The main sectors driving this growth were manufacturing and information and communications services, each contributing significantly to the overall economic performance. The Scottish economy’s recovery is attributed to increased consumer spending, particularly bolstered by major sporting events like the Euros and the Olympics. These events have stimulated economic activity, helping Scotland weather challenging fiscal conditions. Despite these positive developments, uncertainties remain, especially with the upcoming UK Budget in October, which could impact economic stability.

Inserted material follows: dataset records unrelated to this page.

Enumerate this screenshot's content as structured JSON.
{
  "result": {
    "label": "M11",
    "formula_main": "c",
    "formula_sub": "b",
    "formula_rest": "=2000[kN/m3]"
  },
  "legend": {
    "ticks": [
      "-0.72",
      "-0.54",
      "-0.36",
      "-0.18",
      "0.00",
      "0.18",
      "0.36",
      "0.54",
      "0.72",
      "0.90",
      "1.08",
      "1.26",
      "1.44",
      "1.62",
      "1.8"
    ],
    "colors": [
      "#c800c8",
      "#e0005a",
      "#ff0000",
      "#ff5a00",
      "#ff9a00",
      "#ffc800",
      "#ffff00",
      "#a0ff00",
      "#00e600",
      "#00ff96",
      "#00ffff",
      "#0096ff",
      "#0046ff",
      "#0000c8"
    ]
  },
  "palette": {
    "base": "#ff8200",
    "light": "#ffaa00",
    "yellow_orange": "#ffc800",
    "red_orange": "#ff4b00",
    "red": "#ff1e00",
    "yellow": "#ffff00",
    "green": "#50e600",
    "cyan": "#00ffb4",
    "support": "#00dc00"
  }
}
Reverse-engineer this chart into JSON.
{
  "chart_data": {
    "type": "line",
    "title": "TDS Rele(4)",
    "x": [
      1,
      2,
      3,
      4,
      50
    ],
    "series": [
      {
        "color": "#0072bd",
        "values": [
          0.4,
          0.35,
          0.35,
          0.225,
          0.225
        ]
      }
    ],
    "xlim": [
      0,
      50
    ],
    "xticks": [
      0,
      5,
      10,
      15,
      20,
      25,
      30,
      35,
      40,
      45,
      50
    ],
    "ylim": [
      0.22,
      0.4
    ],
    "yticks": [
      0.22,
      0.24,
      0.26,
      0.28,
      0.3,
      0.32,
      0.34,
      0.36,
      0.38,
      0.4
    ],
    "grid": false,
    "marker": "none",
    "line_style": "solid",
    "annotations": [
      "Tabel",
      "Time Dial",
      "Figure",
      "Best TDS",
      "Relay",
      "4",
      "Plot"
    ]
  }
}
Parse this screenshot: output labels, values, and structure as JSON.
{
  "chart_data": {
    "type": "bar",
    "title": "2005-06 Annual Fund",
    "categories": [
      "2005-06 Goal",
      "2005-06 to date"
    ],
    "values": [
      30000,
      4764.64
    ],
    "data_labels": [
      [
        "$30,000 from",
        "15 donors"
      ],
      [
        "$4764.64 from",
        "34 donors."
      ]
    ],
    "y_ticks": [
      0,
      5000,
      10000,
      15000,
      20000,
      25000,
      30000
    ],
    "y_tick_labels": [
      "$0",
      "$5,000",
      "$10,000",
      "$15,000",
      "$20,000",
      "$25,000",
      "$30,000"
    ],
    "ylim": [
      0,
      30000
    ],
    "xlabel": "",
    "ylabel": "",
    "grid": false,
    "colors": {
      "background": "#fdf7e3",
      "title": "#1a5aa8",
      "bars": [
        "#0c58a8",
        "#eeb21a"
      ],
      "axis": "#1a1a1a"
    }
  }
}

Kevin Brown, savings specialist at Scottish Friendly, comments on this morning’s latest Scottish GDP data:
“Scotland’s economy outpaced the wider UK economy in July, growing 0.3% while the wider UK economy stalled at 0.0%. It is notable that one of the chief explanations offered was increased spending thanks to major sporting events, including the Euros and the Olympics.
“For Scottish households this is modestly good news as it means the Scottish economy is weathering the challenging fiscal environment. With interest rates set to fall further toward the end of the year, this could provide a further boost to households and businesses alike.
“The UK Government’s new Budget is looming in October, but some of its potential effects could be diluted thanks to the Scottish Government’s devolved control of some taxation matters. This includes income tax bands and rates, stamp duty and council tax – all of which have been subject to speculation ahead of the Budget on 30 October.
“Despite these positive factors, the message for households in Scotland is still clear: there is a lot of uncertainty ahead and it would be wise to use any disposable income to shore up personal financial resilience. Rainy day funds are the key to this. However, for individuals looking at the longer term, investing could provide greater potential for growth over the longer term.”